Long story short, a student took LSD on a class trip, which involved a visit
to the Capilano Suspension Bridge. The student didn't jump off the bridge, but
climbed a railing on an observation deck and fell.

------
tptacek
This was going on at least back in 2000-2001; I still have a "poisonous non-
consumables" catalog in my basement somewhere (I have friends who are into
this kind of thing).

Read the forum posts about this stuff online; it's funny, there's a backlash
of enthusiasts calling vendors like this guy "slash and burn" outfits for
popularizing chemicals and getting them banned.

------
roel_v
Meh, this has been going on since MDMA was put on banned substances lists
across the world in the 1980's. Up until a few years ago, so-called 'smart
shops' (in the Netherlands selling drug paraphernalia, 'coming down' products
like vitamin pills and magic mushrooms before they were banned) would sell
2C-B which has been synthesized by Shulgin in the 1970's already, and
documented along with MDMA, MDA, MDE etc. in PIHKAL.

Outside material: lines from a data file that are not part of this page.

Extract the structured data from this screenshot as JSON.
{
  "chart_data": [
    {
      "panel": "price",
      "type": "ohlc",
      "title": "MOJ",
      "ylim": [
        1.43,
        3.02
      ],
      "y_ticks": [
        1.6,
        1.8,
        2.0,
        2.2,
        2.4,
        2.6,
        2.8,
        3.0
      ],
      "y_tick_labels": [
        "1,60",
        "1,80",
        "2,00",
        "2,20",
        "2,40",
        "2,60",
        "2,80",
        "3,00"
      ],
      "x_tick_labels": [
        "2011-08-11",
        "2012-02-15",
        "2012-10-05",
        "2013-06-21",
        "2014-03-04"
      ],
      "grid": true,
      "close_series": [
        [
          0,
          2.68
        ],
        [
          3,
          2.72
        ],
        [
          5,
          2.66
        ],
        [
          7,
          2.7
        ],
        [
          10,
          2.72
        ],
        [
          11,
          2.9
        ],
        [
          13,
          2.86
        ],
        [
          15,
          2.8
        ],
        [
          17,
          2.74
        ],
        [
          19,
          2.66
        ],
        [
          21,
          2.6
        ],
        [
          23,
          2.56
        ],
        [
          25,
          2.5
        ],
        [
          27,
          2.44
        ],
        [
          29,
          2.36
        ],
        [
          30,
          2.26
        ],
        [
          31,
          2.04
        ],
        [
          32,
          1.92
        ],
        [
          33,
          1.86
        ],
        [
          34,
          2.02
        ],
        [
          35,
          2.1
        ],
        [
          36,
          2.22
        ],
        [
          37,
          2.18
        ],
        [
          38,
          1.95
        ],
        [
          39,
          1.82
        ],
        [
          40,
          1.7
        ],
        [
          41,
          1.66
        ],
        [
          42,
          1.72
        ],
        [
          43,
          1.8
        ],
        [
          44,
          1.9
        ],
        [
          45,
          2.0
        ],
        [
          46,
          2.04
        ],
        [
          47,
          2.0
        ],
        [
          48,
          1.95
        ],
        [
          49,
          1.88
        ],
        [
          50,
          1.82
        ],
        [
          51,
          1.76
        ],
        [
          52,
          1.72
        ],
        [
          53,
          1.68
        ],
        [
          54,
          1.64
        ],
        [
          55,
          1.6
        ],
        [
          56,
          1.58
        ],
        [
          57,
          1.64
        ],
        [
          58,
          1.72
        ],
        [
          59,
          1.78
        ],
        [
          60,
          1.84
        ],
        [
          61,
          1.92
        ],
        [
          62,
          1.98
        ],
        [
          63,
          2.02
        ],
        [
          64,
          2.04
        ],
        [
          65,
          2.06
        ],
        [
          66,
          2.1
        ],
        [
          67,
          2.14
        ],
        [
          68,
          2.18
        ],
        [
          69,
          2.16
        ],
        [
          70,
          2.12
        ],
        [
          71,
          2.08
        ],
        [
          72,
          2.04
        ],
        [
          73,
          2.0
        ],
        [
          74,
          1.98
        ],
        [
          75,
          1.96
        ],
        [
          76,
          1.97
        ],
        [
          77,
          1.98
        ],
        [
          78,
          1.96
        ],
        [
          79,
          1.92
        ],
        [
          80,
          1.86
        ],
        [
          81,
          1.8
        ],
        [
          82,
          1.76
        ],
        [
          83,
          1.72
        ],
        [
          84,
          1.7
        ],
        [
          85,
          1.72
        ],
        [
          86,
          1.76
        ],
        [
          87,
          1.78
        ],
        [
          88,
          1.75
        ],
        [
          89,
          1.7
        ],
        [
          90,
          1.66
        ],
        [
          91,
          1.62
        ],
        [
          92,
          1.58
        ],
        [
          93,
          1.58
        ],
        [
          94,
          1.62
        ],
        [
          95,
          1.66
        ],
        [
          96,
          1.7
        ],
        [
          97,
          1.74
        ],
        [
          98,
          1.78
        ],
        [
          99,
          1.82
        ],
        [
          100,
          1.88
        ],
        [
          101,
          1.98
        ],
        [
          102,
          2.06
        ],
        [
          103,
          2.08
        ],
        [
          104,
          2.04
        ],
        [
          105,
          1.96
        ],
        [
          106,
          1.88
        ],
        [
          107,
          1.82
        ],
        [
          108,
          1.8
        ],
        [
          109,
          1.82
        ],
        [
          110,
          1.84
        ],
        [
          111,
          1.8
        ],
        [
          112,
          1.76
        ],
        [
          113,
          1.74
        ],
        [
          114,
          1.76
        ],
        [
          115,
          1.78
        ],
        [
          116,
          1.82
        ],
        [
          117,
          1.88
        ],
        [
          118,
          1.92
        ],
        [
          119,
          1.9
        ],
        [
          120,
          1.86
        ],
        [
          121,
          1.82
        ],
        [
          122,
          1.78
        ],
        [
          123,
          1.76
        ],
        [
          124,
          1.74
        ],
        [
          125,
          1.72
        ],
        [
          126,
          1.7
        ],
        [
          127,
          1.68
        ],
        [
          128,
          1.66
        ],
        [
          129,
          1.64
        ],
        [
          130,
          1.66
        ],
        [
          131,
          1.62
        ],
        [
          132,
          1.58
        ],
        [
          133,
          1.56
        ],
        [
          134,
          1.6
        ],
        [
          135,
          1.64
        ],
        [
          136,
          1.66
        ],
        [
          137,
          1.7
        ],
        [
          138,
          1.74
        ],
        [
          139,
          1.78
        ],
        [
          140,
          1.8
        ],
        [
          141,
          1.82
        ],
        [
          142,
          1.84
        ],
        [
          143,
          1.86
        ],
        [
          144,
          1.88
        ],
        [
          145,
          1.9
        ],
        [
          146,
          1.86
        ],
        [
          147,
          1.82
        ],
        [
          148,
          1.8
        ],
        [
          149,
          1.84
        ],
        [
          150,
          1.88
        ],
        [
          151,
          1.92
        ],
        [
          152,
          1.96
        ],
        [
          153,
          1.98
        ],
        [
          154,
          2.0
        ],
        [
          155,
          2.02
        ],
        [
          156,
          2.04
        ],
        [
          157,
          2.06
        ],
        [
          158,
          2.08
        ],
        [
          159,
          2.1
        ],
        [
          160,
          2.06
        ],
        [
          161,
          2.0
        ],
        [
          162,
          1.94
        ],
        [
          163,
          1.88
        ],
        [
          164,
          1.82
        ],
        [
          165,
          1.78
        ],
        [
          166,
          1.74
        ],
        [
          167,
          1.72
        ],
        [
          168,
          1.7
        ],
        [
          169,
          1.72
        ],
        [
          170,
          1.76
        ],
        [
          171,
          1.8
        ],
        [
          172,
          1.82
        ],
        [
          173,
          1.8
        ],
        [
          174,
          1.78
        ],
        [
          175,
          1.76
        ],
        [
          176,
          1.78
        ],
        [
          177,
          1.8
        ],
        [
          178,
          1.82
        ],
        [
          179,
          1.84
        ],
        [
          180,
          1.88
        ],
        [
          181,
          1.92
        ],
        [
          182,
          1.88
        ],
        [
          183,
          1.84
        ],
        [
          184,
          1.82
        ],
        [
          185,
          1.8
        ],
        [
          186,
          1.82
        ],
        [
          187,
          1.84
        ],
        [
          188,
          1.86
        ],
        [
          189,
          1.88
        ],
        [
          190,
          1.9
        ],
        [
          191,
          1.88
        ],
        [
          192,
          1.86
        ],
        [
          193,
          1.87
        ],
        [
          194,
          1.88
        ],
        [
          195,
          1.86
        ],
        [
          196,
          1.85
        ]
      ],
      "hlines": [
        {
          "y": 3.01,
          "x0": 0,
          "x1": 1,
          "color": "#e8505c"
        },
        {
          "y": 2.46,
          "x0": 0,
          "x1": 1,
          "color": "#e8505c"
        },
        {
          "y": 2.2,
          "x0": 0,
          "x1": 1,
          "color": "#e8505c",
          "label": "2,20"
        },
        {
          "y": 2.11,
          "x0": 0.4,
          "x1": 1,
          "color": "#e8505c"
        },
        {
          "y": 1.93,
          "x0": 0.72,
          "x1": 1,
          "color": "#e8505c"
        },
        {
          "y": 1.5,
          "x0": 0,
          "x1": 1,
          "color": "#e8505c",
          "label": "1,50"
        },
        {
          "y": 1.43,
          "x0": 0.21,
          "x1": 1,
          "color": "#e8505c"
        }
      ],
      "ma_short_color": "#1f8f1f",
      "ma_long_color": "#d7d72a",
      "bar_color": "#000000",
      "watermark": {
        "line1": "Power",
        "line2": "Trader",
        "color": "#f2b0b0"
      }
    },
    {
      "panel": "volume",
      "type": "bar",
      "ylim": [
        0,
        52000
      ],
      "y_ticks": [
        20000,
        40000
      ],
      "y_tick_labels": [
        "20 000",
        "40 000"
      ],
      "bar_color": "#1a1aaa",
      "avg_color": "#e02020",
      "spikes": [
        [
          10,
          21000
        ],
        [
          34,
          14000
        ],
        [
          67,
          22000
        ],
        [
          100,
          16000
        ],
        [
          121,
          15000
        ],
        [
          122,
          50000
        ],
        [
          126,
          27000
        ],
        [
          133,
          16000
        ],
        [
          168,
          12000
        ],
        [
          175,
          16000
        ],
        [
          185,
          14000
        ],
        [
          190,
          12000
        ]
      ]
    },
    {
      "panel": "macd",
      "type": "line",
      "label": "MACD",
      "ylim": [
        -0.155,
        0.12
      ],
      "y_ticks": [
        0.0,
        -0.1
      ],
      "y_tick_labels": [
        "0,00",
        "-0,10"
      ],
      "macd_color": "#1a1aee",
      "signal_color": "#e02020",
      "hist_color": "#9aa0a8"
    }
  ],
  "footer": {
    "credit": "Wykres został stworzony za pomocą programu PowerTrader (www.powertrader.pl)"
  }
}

Drug legislation that I am familiar with (all of them Western European) is
designed to cope with this process. There is usually a 'drug act' which
prohibits all materials on a secondary list, and this list is then to be
adjust by 'the minister' or similar, which in practice means that there is a
ministry that can fairly easily (within a few weeks) add substances that are
banned. It's cat and mouse, true, but the 'war' (between chemists and the
government) had largely calmed down by the late 1990's. I guess when new forms
of drugs come into vogue, that variations pop up, but these too will be driven
into the margins in a few years. (typically after a while the processes for
manufacturing become so difficult or dependent on expensive/hard to get
precursors that it get out of reach for amateur chemists, at which the police
call it 'good enough'.)

For those interested, the Uncle Fester books
(<http://nl.wikipedia.org/wiki/Steve_Preisler>) are readily available online
and very interesting from a 'chemistry hacker' point of view (I don't know
anything about chemistry but I still enjoyed reading them very much, for the
'underground glamour' aspect and the inventiveness. Don't take any of the
legal advice in the books though, the guy may be a great chemist but on other
things he has some strange ideas.).

As a side note, is this 'meow meow' really popular across Europe? I don't know
much about it but it seems to me that it's only widely spread in the UK (then
again I get all my information on 'the scene' from journal articles and
government reports so I may just be lagging in information).

------
rms
Note that these chemicals are mostly automatically illegal in the USA under
the Federal Analog Act. <http://en.wikipedia.org/wiki/Federal_Analog_Act>

However, the Federal Analog Act has been notably tested twice in court to
criminalize new substances and the Act was not upheld the first time and was
upheld the second time. So it is not of yet well established and it is
suppliers that are at risk of prosecution, not consumers.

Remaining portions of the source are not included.